Dr. Mullins: Most of our students have used the web already, but what
they don't understand is how to evaluate what they find on the web. Not
that many years ago, when students came to the library, the information
they found had been authenticated and validated by publishers and
selected by librarians. Today, anyone can put up a website, and much of
the information is misleading and inaccurate. What we emphasize with
students is how to evaluate web sites, to know which can be used in a
scholarly paper and what may be questionable or spurious. Of course, we
are also introducing them to the traditional sources as well, the
indices and abstracts that are the first steps in researching a
question. This past year we performed pre- and post-tests to a sample of
our students, to evaluate the effectiveness of the Quest program.
Statistical testing of the results indicated that "significant" learning
took place through Quest.

Fresh@News: How is the program working?

Dr. Mullins: We've been very pleased. As more and more information is
available on the web, we wondered whether people would be less likely to
come to the library. Even with the significant use of digital
resources, in-house use of the library remains very strong. In 1997,
the Falvey Library Homepage had, on the average, three thousand hits per
week. Since then, the Falvey website has, in an average week, had more
than 120,000 hits. At the same time physical attendance, for some
months, has increased by as much as 10% to 15%.

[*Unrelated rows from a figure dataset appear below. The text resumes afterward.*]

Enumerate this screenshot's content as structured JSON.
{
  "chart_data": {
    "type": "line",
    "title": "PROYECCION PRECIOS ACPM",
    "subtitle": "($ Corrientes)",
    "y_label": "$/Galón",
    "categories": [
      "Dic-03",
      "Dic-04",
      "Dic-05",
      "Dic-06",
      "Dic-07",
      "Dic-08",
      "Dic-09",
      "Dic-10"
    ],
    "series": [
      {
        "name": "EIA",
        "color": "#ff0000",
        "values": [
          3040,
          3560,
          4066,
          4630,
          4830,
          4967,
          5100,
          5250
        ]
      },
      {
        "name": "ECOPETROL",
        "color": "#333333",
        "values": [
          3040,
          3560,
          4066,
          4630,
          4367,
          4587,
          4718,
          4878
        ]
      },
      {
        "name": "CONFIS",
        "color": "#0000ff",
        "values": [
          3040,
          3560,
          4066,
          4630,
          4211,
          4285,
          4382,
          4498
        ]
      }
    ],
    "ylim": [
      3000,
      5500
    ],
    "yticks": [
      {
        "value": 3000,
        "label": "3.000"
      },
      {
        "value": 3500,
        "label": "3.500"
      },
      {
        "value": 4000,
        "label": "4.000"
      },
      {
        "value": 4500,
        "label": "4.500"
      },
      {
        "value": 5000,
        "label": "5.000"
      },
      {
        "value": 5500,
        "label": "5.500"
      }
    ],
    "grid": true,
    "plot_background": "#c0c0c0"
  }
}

Fresh@News: What advice would you give to parents?

Dr. Mullins: First year students do sometimes complain about being
assigned to learn information retrieval skills, because they see this
work as an add-on, rather than part of their regular course work. Tell
them to be patient; once they start doing more papers they will be glad
they have these skills. The research skills they are learning now will
prepare them for the courses they will be taking while at Villanova and
also for graduate school or for their chosen careers. Companies are
looking for employees who are problem solvers, who can identify a
problem, explore solutions, locate information and develop a creative
approach to the problem. Excellent information-seeking and evaluation
skills are imperative. I invite all parents and friends to visit the
Falvey Library web site at www.library.villanova.edu. On the Falvey
Homepage you can look at the Quest tutorial and the many other
information resources available. Unfortunately, the subscription
databases are only available to our students, staff, and faculty, not to
the wider community, but we have links to many other powerful
information sources selected by our librarians.